Literary and Historical Notes:
It's the birthday of the singer, songwriter, and novelist Kinky Friedman, born Richard Friedman, in Chicago (1944). He grew up Jewish in Texas and went on to become one of the few successful Jewish country singers with his band the Texas Jewboys. He developed a cult following, writing humorous country ballads such as "Get Your Biscuits in the Oven and Your Buns in the Bed," and "They Ain't Making Jews Like Jesus Anymore" about a fight in a bar between a Jewish man and an anti-Semite.
Then in the mid-1980's Friedman was walking down the street in New York City when he saw a woman being attacked by a mugger at an ATM machine. Friedman grabbed the man and held him until police arrived, and the next day the New York Post ran his picture on the front page with the headline, "COUNTRY SINGER PLUCKS VICTIM FROM MUGGER." The experience of crime fighting inspired Friedman to start writing mystery novels about a former country music singer named Kinky Friedman who lives with his cat and solves crimes in his spare time. His books include Elvis, Jesus and Coca-Cola (1993), and The Love Song of J. Edgar Hoover (1996).
It's the birthday of novelist and short story writer Stephen Crane, born in Newark, New Jersey (1871). He's remembered as one of America's greatest writers, even though he died before he was thirty years old. As a young man, he considered becoming a professional baseball player. He played catcher on his prep school team. At the time, baseball catchers wore almost no protective gear, and the catcher's mitt was basically a gardening glove with a little extra padding. Stephen Crane became famous within his prep school league for being able to catch anything, even bare-handed. One of his teammates said, "He played baseball with fiendish glee."
His first serious writing was sports coverage of the games he played in for his high school newspaper. He went on to study engineering in college, but he said, "I found engineering not at all to my taste. I preferred baseball." He might have gone from college baseball to professional baseball, but he dropped out of college to become a writer instead.
His first novel Maggie, A Girl of the Streets (1893) was too vulgar for any of the publishers at the time, so he borrowed money from his brother to have it self-published. Booksellers wouldn't stock it, so he gave away about a hundred copies and burned the rest. He said, "I cannot see why people hate ugliness in art. Ugliness is just a matter of treatment."

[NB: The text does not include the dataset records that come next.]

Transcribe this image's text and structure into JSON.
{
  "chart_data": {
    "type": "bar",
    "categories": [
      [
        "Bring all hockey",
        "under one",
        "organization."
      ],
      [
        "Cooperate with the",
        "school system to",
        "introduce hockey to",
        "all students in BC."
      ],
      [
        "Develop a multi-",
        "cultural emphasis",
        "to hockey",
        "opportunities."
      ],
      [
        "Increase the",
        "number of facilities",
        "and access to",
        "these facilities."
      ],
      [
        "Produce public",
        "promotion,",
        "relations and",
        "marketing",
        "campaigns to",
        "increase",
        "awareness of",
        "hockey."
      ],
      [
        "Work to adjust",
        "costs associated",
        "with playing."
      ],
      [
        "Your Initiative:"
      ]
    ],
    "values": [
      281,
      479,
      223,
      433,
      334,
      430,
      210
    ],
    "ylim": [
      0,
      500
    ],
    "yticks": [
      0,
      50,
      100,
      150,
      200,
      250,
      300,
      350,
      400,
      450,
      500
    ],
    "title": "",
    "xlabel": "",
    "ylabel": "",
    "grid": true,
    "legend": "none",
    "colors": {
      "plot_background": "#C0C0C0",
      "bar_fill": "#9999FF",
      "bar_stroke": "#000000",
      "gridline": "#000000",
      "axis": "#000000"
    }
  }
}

After reading a series of reminiscences of Civil War veterans published in newspapers, Crane decided to write a Civil War story himself, and the result was his novel The Red Badge of Courage (1895), the story of Henry Fleming, who signs up for the 304th New York regiment, hoping to experience the glory of battle that he's read about in school. But when he finally finds himself in his first actual battle, he winds up running away, wandering through the wilderness, and stumbling upon wounded soldiers and dead bodies, until he joins back up with his regiment and becomes the war hero he had hoped to be.
The Red Badge of Courage made him famous. It was called the most realistic war novel ever written, and no one could believe that its author was a twenty-four year old who'd never been in battle himself. Civil War veterans wrote in to newspapers claiming that they knew Stephen Crane; they'd fought beside him in various Civil War battles. When the writer Hamlin Garland asked him how he'd conveyed the battlefield scenes so vividly, Stephen Crane said he'd just drawn on his own experience as an athlete.
Crane spent the rest of his life working as a war correspondent. On New Year's Eve in 1896, he was on a boat to Cuba to cover the Spanish American War when the boat hit a sandbar and sank. He barely survived in a small dingy with three other men and spent 30 hours at sea, eventually jumping ship and swimming to shore. The event damaged his health and led to his death a few years later, but it also inspired his short story "The Open Boat" (1898). Crane died two years later of TB. He was just twenty-eight years old.